Kampf gegen Terrormiliz IS

Russland setzt auf Assad

Die Regierung in Moskau hält im Kampf gegen den IS am Bündnis mit Syriens Machthaber Bashar al-Assad fest. Russlands Außenminister Lawrow kritisierte die "politisierte Haltung" der USA gegen Damaskus.

Damaskus/Sotschi - Die russische Führung baut im Kampf gegen den "Islamischen Staat" auf syrischem Territorium weiter auf die Unterstützung von Machthaber Bashar al-Assad. "Wir teilen die Ansicht, dass der entscheidende Faktor für die Situation im Nahen Osten die terroristische Bedrohung ist", sagte Russlands Außenminister Sergej Lawrow nach Gesprächen mit seinem syrischen Amtskollegen Walid al-Mualem und Präsident Wladimir Putin im russischen Sotschi. Russland werde Assad beim Kampf gegen den Terrorismus weiter unterstützen.

Von einem "guten Treffen" mit Putin sprach Syriens Außenminister Al-Muallim. Putin habe betont, den Kontakt mit dem syrischen Staatschef Baschar al-Assad fortsetzen zu wollen, sagte der Außenminister. Russland sei für sein krisengeschütteltes Land ein wichtiger strategischer Partner.

Erst vor rund zwei Wochen hatte Syriens Luftwaffe einen Angriff auf die von der IS beherrschte Region Al-Bab gestartet. Mehr als zwanzig Menschen starben nach Angaben der Syrischen Beobachtungsstelle für Menschenrechte im Norden von Aleppo.

Russlands Außenminister monierte, dass Washington nicht gemeinsam mit der Regierung Assads gegen den "Islamischen Staat" vorgehe. Syrien habe einen "guten Willen" bei der Vernichtung ihrer Chemiewaffen gezeigt.
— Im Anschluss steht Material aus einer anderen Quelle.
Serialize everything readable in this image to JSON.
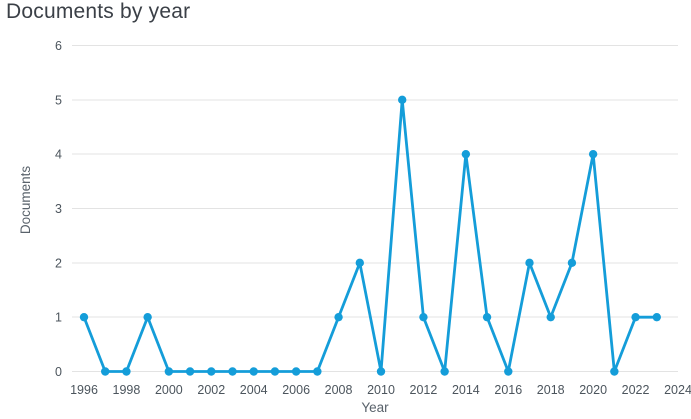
{
  "chart_data": {
    "type": "line",
    "title": "Documents by year",
    "xlabel": "Year",
    "ylabel": "Documents",
    "x": [
      1996,
      1997,
      1998,
      1999,
      2000,
      2001,
      2002,
      2003,
      2004,
      2005,
      2006,
      2007,
      2008,
      2009,
      2010,
      2011,
      2012,
      2013,
      2014,
      2015,
      2016,
      2017,
      2018,
      2019,
      2020,
      2021,
      2022,
      2023
    ],
    "values": [
      1,
      0,
      0,
      1,
      0,
      0,
      0,
      0,
      0,
      0,
      0,
      0,
      1,
      2,
      0,
      5,
      1,
      0,
      4,
      1,
      0,
      2,
      1,
      2,
      4,
      0,
      1,
      1
    ],
    "series_name": "Documents",
    "ylim": [
      0,
      6
    ],
    "yticks": [
      0,
      1,
      2,
      3,
      4,
      5,
      6
    ],
    "xticks": [
      1996,
      1998,
      2000,
      2002,
      2004,
      2006,
      2008,
      2010,
      2012,
      2014,
      2016,
      2018,
      2020,
      2022,
      2024
    ],
    "x_axis_max": 2024,
    "grid": "horizontal",
    "legend": "none",
    "marker": "circle",
    "colors": {
      "line": "#149dd9",
      "marker": "#149dd9",
      "grid": "#e3e3e3",
      "tick_label": "#4c555d",
      "axis_title": "#59626b",
      "title": "#3b4047"
    }
  }
}
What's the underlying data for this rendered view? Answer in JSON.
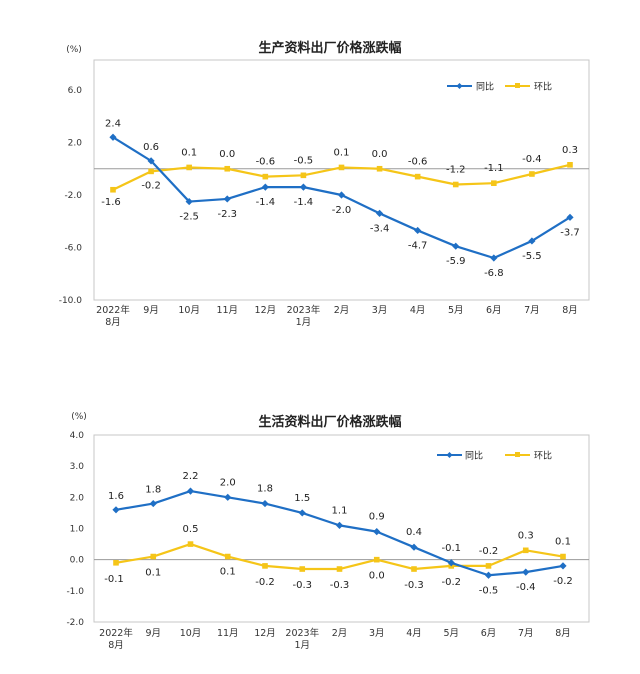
{
  "colors": {
    "yoy": "#1f6fc5",
    "mom": "#f5c518",
    "frame": "#c7c7c7",
    "baseline": "#9a9a9a"
  },
  "chart_data": [
    {
      "type": "line",
      "title": "生产资料出厂价格涨跌幅",
      "unit": "(%)",
      "categories": [
        "2022年|8月",
        "9月",
        "10月",
        "11月",
        "12月",
        "2023年|1月",
        "2月",
        "3月",
        "4月",
        "5月",
        "6月",
        "7月",
        "8月"
      ],
      "ylim": [
        -10.0,
        6.0
      ],
      "yticks": [
        "6.0",
        "2.0",
        "-2.0",
        "-6.0",
        "-10.0"
      ],
      "ytick_values": [
        6,
        2,
        -2,
        -6,
        -10
      ],
      "legend_position": "top-right",
      "series": [
        {
          "name": "同比",
          "key": "yoy",
          "values": [
            2.4,
            0.6,
            -2.5,
            -2.3,
            -1.4,
            -1.4,
            -2.0,
            -3.4,
            -4.7,
            -5.9,
            -6.8,
            -5.5,
            -3.7
          ],
          "labels": [
            "2.4",
            "0.6",
            "-2.5",
            "-2.3",
            "-1.4",
            "-1.4",
            "-2.0",
            "-3.4",
            "-4.7",
            "-5.9",
            "-6.8",
            "-5.5",
            "-3.7"
          ]
        },
        {
          "name": "环比",
          "key": "mom",
          "values": [
            -1.6,
            -0.2,
            0.1,
            0.0,
            -0.6,
            -0.5,
            0.1,
            0.0,
            -0.6,
            -1.2,
            -1.1,
            -0.4,
            0.3
          ],
          "labels": [
            "-1.6",
            "-0.2",
            "0.1",
            "0.0",
            "-0.6",
            "-0.5",
            "0.1",
            "0.0",
            "-0.6",
            "-1.2",
            "-1.1",
            "-0.4",
            "0.3"
          ]
        }
      ]
    },
    {
      "type": "line",
      "title": "生活资料出厂价格涨跌幅",
      "unit": "(%)",
      "categories": [
        "2022年|8月",
        "9月",
        "10月",
        "11月",
        "12月",
        "2023年|1月",
        "2月",
        "3月",
        "4月",
        "5月",
        "6月",
        "7月",
        "8月"
      ],
      "ylim": [
        -2.0,
        4.0
      ],
      "yticks": [
        "4.0",
        "3.0",
        "2.0",
        "1.0",
        "0.0",
        "-1.0",
        "-2.0"
      ],
      "ytick_values": [
        4,
        3,
        2,
        1,
        0,
        -1,
        -2
      ],
      "legend_position": "top-right",
      "series": [
        {
          "name": "同比",
          "key": "yoy",
          "values": [
            1.6,
            1.8,
            2.2,
            2.0,
            1.8,
            1.5,
            1.1,
            0.9,
            0.4,
            -0.1,
            -0.5,
            -0.4,
            -0.2
          ],
          "labels": [
            "1.6",
            "1.8",
            "2.2",
            "2.0",
            "1.8",
            "1.5",
            "1.1",
            "0.9",
            "0.4",
            "-0.1",
            "-0.5",
            "-0.4",
            "-0.2"
          ]
        },
        {
          "name": "环比",
          "key": "mom",
          "values": [
            -0.1,
            0.1,
            0.5,
            0.1,
            -0.2,
            -0.3,
            -0.3,
            0.0,
            -0.3,
            -0.2,
            -0.2,
            0.3,
            0.1
          ],
          "labels": [
            "-0.1",
            "0.1",
            "0.5",
            "0.1",
            "-0.2",
            "-0.3",
            "-0.3",
            "0.0",
            "-0.3",
            "-0.2",
            "-0.2",
            "0.3",
            "0.1"
          ]
        }
      ]
    }
  ]
}
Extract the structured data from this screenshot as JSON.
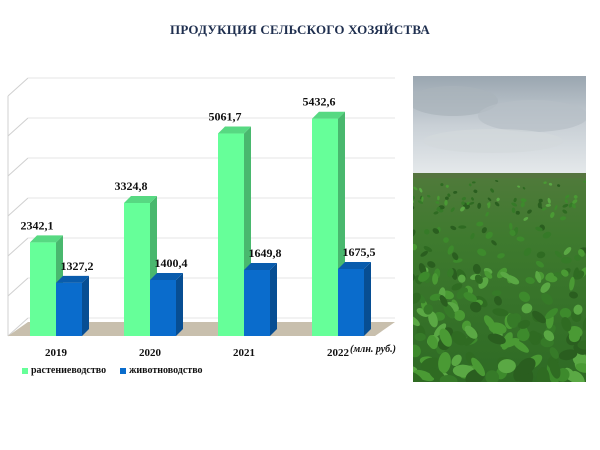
{
  "title": "ПРОДУКЦИЯ СЕЛЬСКОГО ХОЗЯЙСТВА",
  "chart_data": {
    "type": "bar",
    "categories": [
      "2019",
      "2020",
      "2021",
      "2022"
    ],
    "series": [
      {
        "name": "растениеводство",
        "values": [
          2342.1,
          3324.8,
          5061.7,
          5432.6
        ],
        "labels": [
          "2342,1",
          "3324,8",
          "5061,7",
          "5432,6"
        ],
        "color": "#66ff99"
      },
      {
        "name": "животноводство",
        "values": [
          1327.2,
          1400.4,
          1649.8,
          1675.5
        ],
        "labels": [
          "1327,2",
          "1400,4",
          "1649,8",
          "1675,5"
        ],
        "color": "#0a6ccc"
      }
    ],
    "unit_label": "(млн. руб.)",
    "ylim": [
      0,
      6000
    ],
    "grid": true,
    "legend": "bottom-left"
  },
  "photo": {
    "subject": "soybean-field-photo"
  }
}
Im Sommer waren die angeblich letzten Bestände syrischer Chemiewaffen vernichtet worden.

Als "unangemessen" bezeichnete er die "politisierte Haltung" der Amerikaner im Anti-Terrorkampf. Lawrow warnte Washington davor, unter dem Deckmantel der Terroristenbekämpfung einen Machtwechsel in Damaskus anzustreben. Zudem seien die Luftangriffe der US-geführten Koalition gegen den Islamischen Staat mit dem Völkerrecht nur schwer vereinbar.

Im Oktober hatte sich zunächst eine russisch-amerikanische Koalition im Kampf gegen die IS abgezeichnet - scheiterte aber schnell. Eine Zusammenarbeit sei nicht möglich, wenn "internationales Recht" gebrochen werde, teilte Lawrow wenig später mit. Ende September hatten die USA gemeinsam mit Verbündeten Luftschläge gegen die Terrormiliz IS auch in Syrien gestartet.